A steering group, led by Professor Patrick Wall, Professor of Food Safety at University College Dublin and former Chief Executive of the Food Safety Authority of Ireland, was set up to oversee the inquiry. Its report and recommendations will be considered by the Board of the FSA at its open meeting this Thursday, after which an action plan will be developed for further consideration by the Agency's Board at its meeting in December.
Professor Wall said:
'We have concluded that there were a number of reasons for the testing failures and that all organisations involved - FSA, Defra, MHS and their contractors - contributed to one degree or another. It is our view that these failures occurred principally because the requirements and the objectives of testing were not clearly agreed nor communicated effectively and not properly monitored.
'The Steering Group considers that these failures are in contrast to the MHS delivery of the requirement to remove specified risk material (SRM) - the main BSE control. Here the instructions were clear and unambiguous, with the MHS giving the requirement high priority, providing good training and supervision, and rigorous monitoring.
'I would also stress that during our investigations we did not uncover any problems that cannot be remedied without too much difficulty.
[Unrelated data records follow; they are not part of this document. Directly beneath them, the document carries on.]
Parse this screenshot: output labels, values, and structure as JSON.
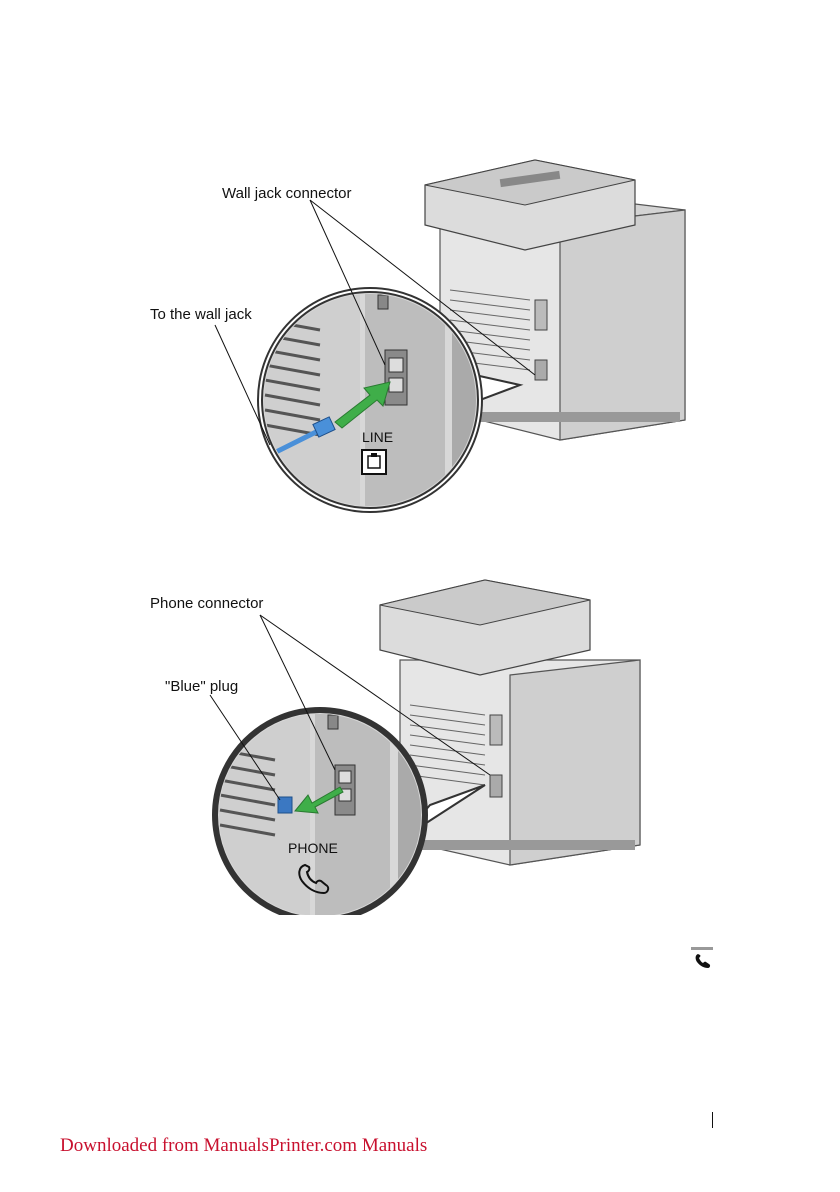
{
  "figure1": {
    "callout_connector": "Wall jack connector",
    "callout_cable": "To the wall jack",
    "port_label": "LINE"
  },
  "figure2": {
    "callout_connector": "Phone connector",
    "callout_plug": "\"Blue\" plug",
    "port_label": "PHONE"
  },
  "footer": {
    "link_text": "Downloaded from ManualsPrinter.com Manuals"
  },
  "colors": {
    "arrow": "#3fae49",
    "cable": "#4a90d9",
    "plug": "#3b78c2",
    "footer_link": "#c8102e"
  },
  "icons": [
    "phone-icon",
    "line-jack-icon",
    "insert-arrow-icon"
  ]
}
I hope that our recommendations will be considered carefully by all the parties involved and would like to thank the members of the independent group for their contributions.'
Sir John Krebs, Chairman of the FSA, said:
'When these failures were first reported the Food Standards Agency ordered the MHS to take immediate action to ensure that BSE testing of casualty cattle was being applied. While it is reassuring that the risks from these failings is very low, the Agency expects the proper implementation of all BSE controls and surveillance measures.
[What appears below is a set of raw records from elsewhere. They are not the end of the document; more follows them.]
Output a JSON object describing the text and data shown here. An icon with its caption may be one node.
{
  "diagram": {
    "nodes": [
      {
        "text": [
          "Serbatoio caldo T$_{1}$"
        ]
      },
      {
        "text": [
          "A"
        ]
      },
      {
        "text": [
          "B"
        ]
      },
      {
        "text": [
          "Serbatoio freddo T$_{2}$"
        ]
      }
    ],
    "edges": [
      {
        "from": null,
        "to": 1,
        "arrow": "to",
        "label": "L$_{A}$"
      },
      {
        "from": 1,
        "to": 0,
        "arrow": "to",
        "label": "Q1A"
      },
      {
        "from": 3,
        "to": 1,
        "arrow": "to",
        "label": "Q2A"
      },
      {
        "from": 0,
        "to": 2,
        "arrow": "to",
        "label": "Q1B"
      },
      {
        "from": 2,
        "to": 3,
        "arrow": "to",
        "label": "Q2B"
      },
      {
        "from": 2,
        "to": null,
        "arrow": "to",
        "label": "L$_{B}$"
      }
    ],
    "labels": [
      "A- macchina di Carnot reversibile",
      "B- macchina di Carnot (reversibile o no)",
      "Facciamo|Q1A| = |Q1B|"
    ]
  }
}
'I am very grateful to Professor Wall and his colleagues for their report and such a thorough independent inquiry. The Board will consider their findings very carefully and commission an action plan that addresses these recommendations in a robust and thorough way.'
Along with Professor Wall, the independent Steering Group also included former president of the British Veterinary Association and member of SEAC, Peter Jinman, as well as Barbara Saunders, consumer affairs consultant and former member of the FSA's Food Advisory Committee. The investigation, overseen by the Steering Group, was carried out on their behalf by expert auditors PKF. Its investigation involved a comprehensive review of the relevant arrangements within MHS, FSA and DEFRA, along with visits to plants and interviews and surveys of contractors and Official Veterinary Surgeons (OVSs).